Leseprobe aus „Kartenspiel mit vielen ??? “
Eine Vielzahl von Phänomenen lässt sich nur mit der Existenz einer außerkörperlichen Dimension erklären: z.B. das Tourette-Syndrom (Krampfartige Attacken mit Herausschleudern von mitunter aggressiv-obszönen, wesensfremden Inhalten), die Transsexualität, bei der das Individuum in einem falschen Körper lebt, die Schizophrenie, Typ Paranoia ...
Ein Ausschnitt:
Jan legt die Karteikarte Tourette-Syndrom neben die Karte Transsexualität und erinnert er sich an d e n Mathematiker unter den Psychologen, an Hans Jürgen Eysenck, einen britischen Psychologen deutscher Herkunft. Eysenck war Pionier der Verhaltenstherapie und Persönlichkeitsforscher, der die Begriffe Extraversion und Introversion wissenschaftlich untermauert hat. Für die Traditionalisten in der Psychologie war er ein Querdenker ohne Ehrfurcht vor dem, was sich nicht mathematisch-statistisch erhärten ließ.
Ausgerechnet Eysenck richtete sein Interesse auf die Parapsychologie, und er, der Spezialist für wissenschaftliche Methodik, bescheinigte Helmut Schmidt, dem Experimentator mit dem Zufallsgenerator, die tadellose Qualität seiner Beweise für die Existenz von Präkognition und Psychokinese. Eysenck beschäftigte sich mit vier Vermutungen:
- Vermutung: Hohe Intelligenz hemmt paranormale Fähigkeiten.

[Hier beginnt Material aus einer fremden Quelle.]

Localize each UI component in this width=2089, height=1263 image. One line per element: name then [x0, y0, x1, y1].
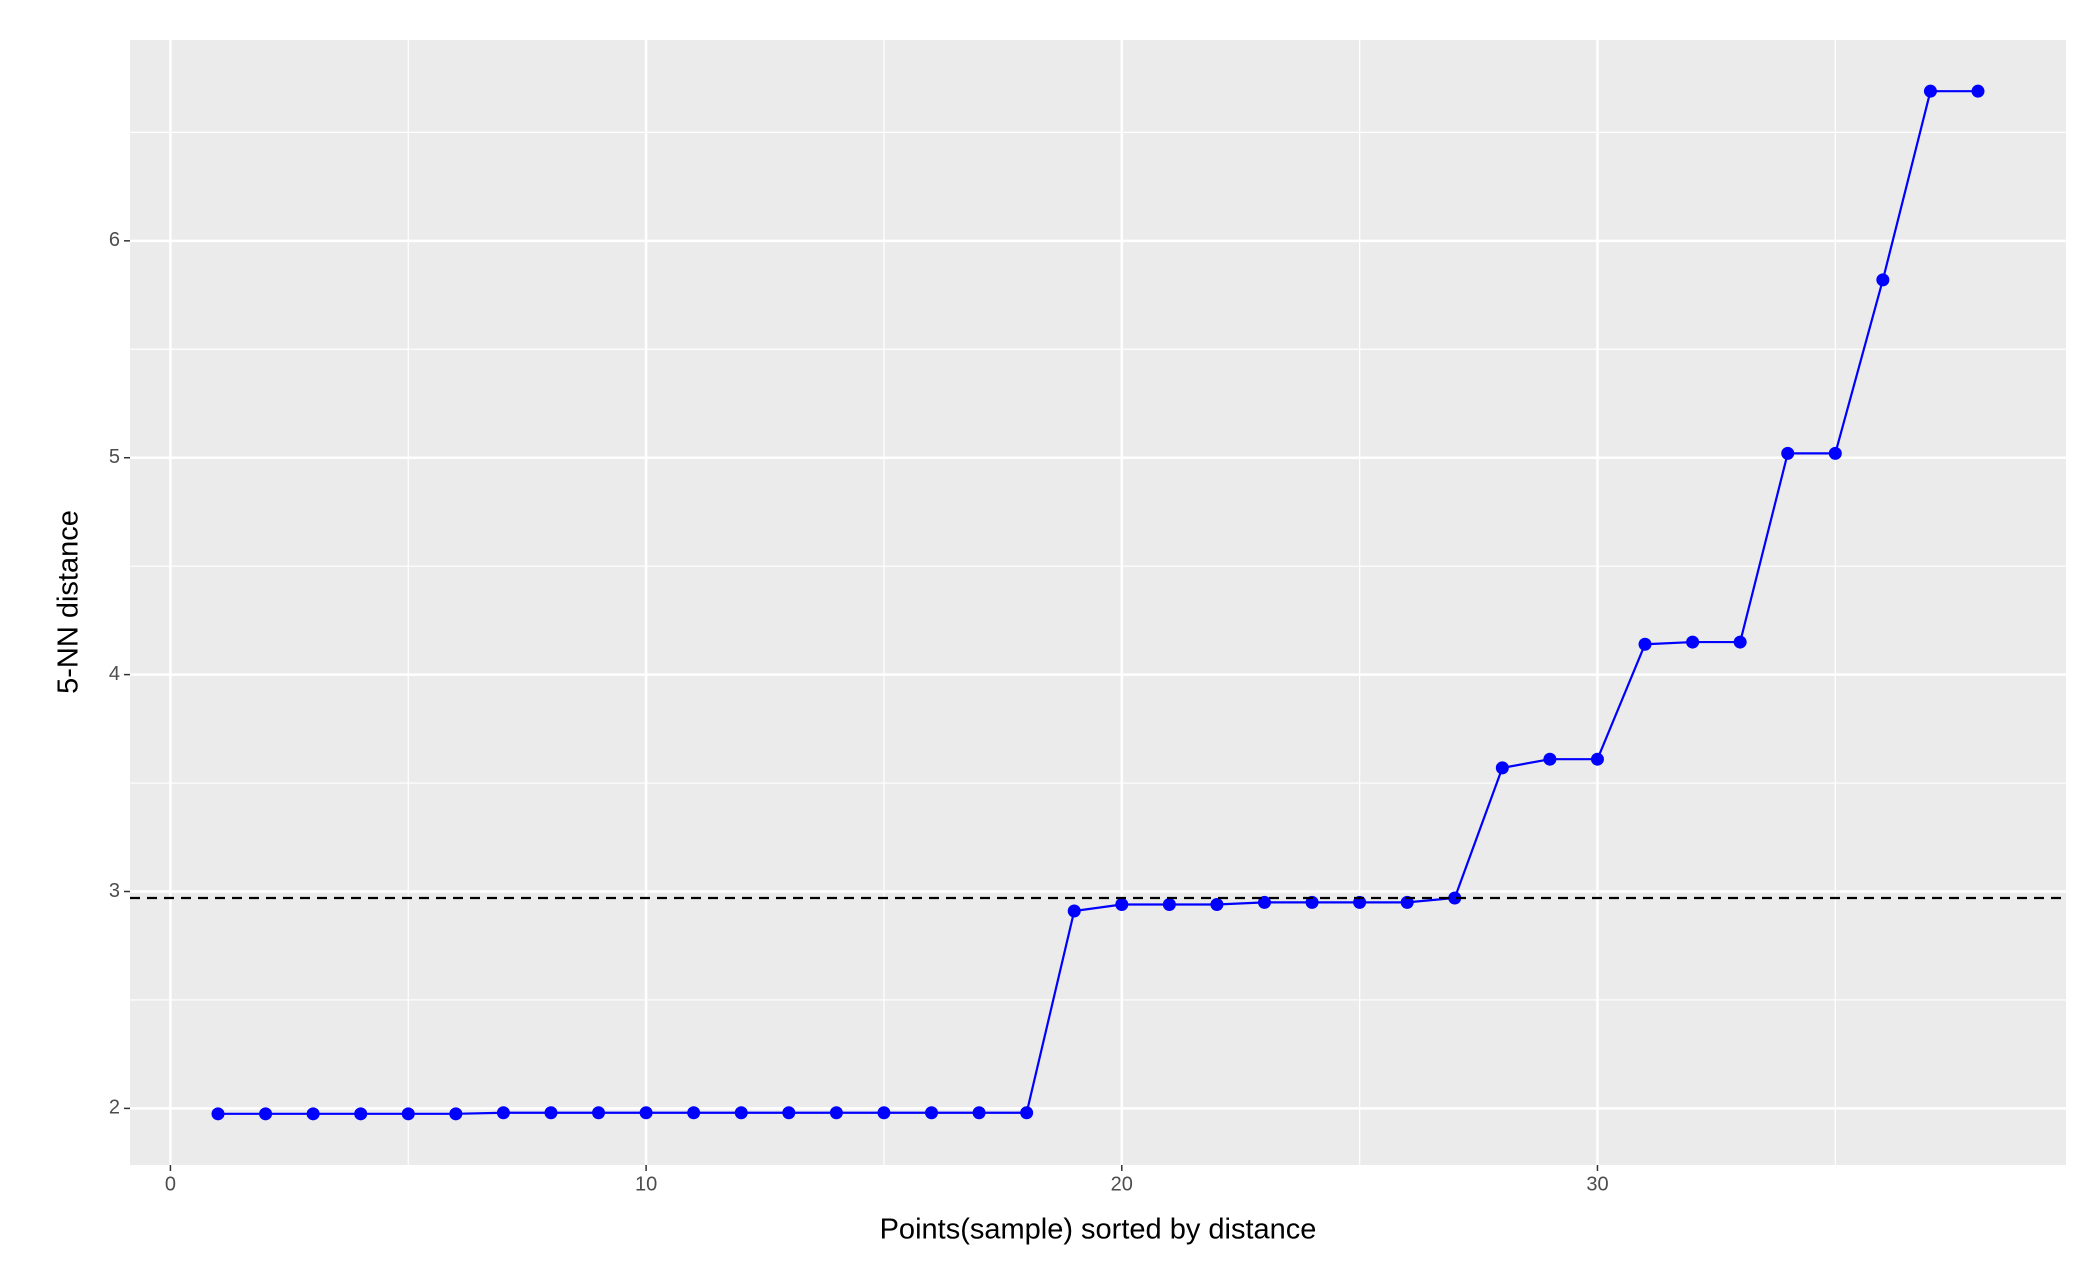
- data-point: [1971, 84, 1985, 98]
- data-point: [639, 1106, 653, 1120]
- data-point: [1067, 904, 1081, 918]
- y-tick-label: 5: [109, 446, 120, 468]
- data-point: [401, 1107, 415, 1121]
- data-point: [1162, 898, 1176, 912]
- data-point: [829, 1106, 843, 1120]
- data-point: [877, 1106, 891, 1120]
- x-axis-title: Points(sample) sorted by distance: [880, 1214, 1317, 1246]
- y-tick-label: 4: [109, 663, 120, 685]
- data-line: [218, 90, 1978, 1115]
- data-point: [1495, 761, 1509, 775]
- data-point: [354, 1107, 368, 1121]
- data-point: [496, 1106, 510, 1120]
- data-point: [1638, 637, 1652, 651]
- data-point: [1210, 898, 1224, 912]
- data-point: [925, 1106, 939, 1120]
- data-point: [1828, 446, 1842, 460]
- data-point: [449, 1107, 463, 1121]
- y-tick-label: 3: [109, 880, 120, 902]
- x-tick-label: 20: [1111, 1173, 1133, 1195]
- data-point: [1115, 898, 1129, 912]
- y-axis-title: 5-NN distance: [53, 510, 85, 694]
- data-point: [211, 1107, 225, 1121]
- data-point: [1020, 1106, 1034, 1120]
- x-tick-label: 0: [165, 1173, 176, 1195]
- x-tick-label: 10: [635, 1173, 657, 1195]
- data-point: [782, 1106, 796, 1120]
- data-point: [972, 1106, 986, 1120]
- y-tick-label: 2: [109, 1097, 120, 1119]
- data-point: [306, 1107, 320, 1121]
- panel: [130, 40, 2066, 1165]
- data-point: [1686, 635, 1700, 649]
- data-point: [259, 1107, 273, 1121]
- data-point: [1543, 752, 1557, 766]
- data-point: [1923, 84, 1937, 98]
- data-point: [1733, 635, 1747, 649]
- data-point: [544, 1106, 558, 1120]
- data-point: [734, 1106, 748, 1120]
- y-tick-label: 6: [109, 229, 120, 251]
- x-tick-label: 30: [1586, 1173, 1608, 1195]
- data-point: [687, 1106, 701, 1120]
- data-point: [1781, 446, 1795, 460]
- data-point: [592, 1106, 606, 1120]
- data-point: [1590, 752, 1604, 766]
- data-point: [1448, 891, 1462, 905]
- data-point: [1876, 273, 1890, 287]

- Vermutung: Tiere haben ein höheres Psi-Potential als Menschen.
- Vermutung: Pflanzen haben paranormale Empfindungen.
- Vermutung: Geisteskranke haben überdurchschnittliche paranormale Fähigkeiten.
Vor allem Vermutung 3 sorgte seinerzeit für Aufregung, weil man mit empfindlichen Apparaten gemessen haben wollte, dass Pflanzen reagieren, wenn andere Pflanzen vernichtet und Tiere getötet wurden.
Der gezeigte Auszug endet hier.